Safir Anand, Strategist, and Investor
- The way forward: It is almost impossible to predict market behaviour. However, opening up of hotels, travel, malls, multiplexes will be a positive for the economy. This will boost sentiment. Similarly, there is news of Phase 2/3 trials of Covid vaccines by pharma players like Astrazeneca and Pfizer, which are progressing well. Market mood will perk up further if things turn out better even by December. In some of the positive developments, the government had assured that it would give relief when green shoots start appearing. The talk of a GST cut for two-wheelers is also a positive for the market. The recovery of AGR dues within a framework can boost banks.
- Where to invest: Select banks and pharmacetutical players will continue to rally.
Niteen S Dharmawat, Co-founder, Aurum Capital
- The way forward: Liquidity-driven rallies are fast and furious and one cannot fight them. In these types of rallies, correction comes when no one imagines it. It usually comes when the guards are lowered. Therefore, predicting the endgame is a futile exercise. It is almost impossible.

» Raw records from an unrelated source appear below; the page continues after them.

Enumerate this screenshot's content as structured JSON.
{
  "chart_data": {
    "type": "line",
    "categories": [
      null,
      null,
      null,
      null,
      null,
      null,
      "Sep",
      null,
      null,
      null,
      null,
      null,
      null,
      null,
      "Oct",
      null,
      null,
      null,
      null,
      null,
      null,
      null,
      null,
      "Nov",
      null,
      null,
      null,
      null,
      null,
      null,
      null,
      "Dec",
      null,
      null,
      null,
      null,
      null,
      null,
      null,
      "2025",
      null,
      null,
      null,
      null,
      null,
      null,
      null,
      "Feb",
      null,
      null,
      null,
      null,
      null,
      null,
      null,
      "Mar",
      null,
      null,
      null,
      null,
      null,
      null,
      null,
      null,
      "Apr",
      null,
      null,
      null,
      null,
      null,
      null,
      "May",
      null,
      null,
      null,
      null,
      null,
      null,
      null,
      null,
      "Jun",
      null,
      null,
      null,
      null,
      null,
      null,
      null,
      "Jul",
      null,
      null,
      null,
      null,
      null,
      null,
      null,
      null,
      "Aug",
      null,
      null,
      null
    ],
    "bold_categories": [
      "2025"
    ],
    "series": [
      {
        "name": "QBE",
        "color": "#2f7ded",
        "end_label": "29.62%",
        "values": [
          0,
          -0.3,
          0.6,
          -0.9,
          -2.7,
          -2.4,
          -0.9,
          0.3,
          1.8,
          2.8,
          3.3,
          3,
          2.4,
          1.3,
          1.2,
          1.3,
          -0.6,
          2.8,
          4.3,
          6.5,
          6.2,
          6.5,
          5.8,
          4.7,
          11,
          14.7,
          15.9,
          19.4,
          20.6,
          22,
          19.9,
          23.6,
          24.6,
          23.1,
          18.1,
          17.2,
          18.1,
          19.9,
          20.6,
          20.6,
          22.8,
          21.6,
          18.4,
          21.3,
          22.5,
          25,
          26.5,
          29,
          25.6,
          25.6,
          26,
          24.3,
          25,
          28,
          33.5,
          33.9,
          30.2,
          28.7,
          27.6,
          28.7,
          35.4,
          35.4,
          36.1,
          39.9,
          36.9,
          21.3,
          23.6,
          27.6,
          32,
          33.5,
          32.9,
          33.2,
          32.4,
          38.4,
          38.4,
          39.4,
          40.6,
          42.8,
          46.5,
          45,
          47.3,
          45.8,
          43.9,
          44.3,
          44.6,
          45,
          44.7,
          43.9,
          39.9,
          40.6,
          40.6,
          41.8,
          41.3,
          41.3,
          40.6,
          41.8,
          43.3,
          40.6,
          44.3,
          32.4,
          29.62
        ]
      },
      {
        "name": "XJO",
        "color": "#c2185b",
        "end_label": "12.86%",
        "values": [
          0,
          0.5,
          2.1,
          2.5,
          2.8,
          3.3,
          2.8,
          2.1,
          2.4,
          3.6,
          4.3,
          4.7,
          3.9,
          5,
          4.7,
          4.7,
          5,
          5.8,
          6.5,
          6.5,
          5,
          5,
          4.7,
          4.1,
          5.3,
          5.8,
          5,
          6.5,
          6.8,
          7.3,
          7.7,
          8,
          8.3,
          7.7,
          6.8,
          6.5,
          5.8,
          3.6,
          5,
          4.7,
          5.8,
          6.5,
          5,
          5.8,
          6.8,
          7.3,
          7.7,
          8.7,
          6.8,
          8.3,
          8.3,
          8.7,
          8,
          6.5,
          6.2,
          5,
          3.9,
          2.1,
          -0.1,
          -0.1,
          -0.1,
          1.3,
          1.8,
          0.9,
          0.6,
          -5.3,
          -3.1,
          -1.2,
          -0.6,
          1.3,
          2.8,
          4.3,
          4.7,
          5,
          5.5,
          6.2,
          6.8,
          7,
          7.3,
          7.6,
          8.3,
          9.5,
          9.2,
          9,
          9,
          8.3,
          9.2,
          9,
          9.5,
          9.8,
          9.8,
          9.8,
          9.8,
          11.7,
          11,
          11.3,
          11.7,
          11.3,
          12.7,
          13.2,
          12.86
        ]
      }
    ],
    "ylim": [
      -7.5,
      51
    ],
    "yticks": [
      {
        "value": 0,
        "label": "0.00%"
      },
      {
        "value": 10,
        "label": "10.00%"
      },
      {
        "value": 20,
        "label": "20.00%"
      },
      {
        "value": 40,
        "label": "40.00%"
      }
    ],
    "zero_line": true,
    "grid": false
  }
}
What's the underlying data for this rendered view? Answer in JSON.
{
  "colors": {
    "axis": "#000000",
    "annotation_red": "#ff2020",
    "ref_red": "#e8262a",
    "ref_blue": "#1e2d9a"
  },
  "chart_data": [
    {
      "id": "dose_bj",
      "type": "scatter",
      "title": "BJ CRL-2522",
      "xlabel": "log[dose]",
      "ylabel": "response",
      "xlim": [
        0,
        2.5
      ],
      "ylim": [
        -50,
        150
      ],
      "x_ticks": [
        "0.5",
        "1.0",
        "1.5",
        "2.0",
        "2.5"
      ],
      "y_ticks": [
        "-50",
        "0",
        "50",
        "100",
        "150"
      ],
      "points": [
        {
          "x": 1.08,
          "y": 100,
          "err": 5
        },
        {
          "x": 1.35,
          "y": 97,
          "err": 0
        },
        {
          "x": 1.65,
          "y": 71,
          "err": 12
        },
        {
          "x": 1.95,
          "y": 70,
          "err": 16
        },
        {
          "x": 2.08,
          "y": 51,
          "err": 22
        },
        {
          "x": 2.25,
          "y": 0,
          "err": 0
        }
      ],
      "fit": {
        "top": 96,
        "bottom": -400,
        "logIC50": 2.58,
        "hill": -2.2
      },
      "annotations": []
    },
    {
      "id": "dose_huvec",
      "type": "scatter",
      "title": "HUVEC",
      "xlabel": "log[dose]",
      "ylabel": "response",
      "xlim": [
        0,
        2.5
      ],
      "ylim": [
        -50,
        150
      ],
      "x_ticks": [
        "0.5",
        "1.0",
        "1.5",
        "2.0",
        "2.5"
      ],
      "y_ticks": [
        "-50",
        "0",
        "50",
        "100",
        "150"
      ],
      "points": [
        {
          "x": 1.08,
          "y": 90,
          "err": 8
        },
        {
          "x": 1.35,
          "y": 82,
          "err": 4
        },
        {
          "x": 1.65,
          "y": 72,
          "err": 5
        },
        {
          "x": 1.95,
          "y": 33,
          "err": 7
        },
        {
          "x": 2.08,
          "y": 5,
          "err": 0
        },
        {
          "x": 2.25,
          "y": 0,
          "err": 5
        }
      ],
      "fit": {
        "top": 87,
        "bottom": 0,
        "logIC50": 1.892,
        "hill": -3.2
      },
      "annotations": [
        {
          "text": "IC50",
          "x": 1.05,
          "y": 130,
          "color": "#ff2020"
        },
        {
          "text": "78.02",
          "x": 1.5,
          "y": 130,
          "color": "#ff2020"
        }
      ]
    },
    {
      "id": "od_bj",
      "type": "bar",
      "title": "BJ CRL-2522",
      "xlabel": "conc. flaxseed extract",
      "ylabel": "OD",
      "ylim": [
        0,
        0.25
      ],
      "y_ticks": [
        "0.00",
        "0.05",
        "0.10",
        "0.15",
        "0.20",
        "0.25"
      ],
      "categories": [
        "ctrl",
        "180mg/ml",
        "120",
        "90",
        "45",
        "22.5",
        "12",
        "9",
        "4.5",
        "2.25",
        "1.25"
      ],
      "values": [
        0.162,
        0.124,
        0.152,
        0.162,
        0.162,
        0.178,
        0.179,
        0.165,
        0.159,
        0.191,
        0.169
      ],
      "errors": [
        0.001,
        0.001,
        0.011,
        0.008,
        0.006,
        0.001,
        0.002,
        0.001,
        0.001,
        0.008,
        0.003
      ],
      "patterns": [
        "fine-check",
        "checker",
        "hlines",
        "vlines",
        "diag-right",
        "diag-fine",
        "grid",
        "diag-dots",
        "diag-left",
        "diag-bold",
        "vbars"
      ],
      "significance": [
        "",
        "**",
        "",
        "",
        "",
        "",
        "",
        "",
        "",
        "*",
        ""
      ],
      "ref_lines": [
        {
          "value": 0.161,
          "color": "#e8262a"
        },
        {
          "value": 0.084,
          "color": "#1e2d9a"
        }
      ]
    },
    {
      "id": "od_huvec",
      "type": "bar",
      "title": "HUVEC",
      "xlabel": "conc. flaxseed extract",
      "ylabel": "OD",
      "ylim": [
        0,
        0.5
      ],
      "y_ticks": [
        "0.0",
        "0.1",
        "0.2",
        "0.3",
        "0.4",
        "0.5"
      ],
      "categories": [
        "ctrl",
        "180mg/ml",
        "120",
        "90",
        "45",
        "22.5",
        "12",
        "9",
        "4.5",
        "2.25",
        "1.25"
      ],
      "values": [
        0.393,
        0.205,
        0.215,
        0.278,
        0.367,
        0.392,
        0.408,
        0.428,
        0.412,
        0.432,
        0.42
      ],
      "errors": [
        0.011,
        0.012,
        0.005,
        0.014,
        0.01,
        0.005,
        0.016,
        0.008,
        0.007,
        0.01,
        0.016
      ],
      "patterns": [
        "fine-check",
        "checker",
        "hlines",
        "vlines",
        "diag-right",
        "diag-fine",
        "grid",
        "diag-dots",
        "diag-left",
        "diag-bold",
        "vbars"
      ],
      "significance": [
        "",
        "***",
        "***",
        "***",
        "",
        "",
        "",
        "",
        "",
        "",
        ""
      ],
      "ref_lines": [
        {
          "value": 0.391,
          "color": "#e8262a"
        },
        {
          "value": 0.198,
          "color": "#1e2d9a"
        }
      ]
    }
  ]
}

- Where to invest: Auto ancillaries, automobile, rural economy-focused companies, cement, infrastructure, metals and companies that can replace imports.
Dhwanil Desai, Value Investor, Ahmedabad
- The way forward: Most of company managements highlighted that the demand has been recovering every passing month and rampup of businesses is happening better than expected. Thus, the market is enthused. However, a correction after such the sharp rally is very likely, but there will be buying interest at lower levels and hence any sharp correction will get bought into. Chemicals, API-focused pharma are some of the sectors where the valuations have reached frenzied zone. There may be price and/or time correction in these spaces.
- Where to invest: Non-banking financial companies and housing finance players with strong balance sheets and sectors still reeling under the Covid impact such as hotels or entertainment will do well when normalcy returns.
Gaurav Sud, Managing Partner, Kanav Capital
- The way forward: The pumping of huge liquidity by global central banks and arrival of a new set of traders, who started investing during the lockdown for the first time, have supported the market during the past five months. Besides, with interest rates bought close to zero or negative worldwide, even conservative savers across the spectrum is chasing riskier assets in search of returns. This rally is not sustained by fundamentals, so currently the market looks overvalued and one needs to be cautious.
- Where to invest: Sectors like real estate, metal and media are looking attractive. The realty space has been down in the dumps for last so many years. There is a big consolidation happening and home loan rates are reaching historic lows of close to 6 per cent. This affordability along with interest subvention schemes and tax breaks are very appealing for first-time buyers to purchase homes. The ongoing momentum in the metal space seems sustainable given the huge infrastructure spending being planned in China, the US and Europe. Many metal stocks are also trading below book values and that provides an opportunity for gains. Media players, including print and radio, are trading at cheaper valuations, and it seems the market sees them as a sunset industry with most advertisements moving to digital.
Porinju Veliyath, Founder and Portfolio Manager, Equity Intelligence
- The way forward: The ongoing recovery in midcaps and smallcap space should continue for the next 2-3 years. However, Nifty may not go up that much now.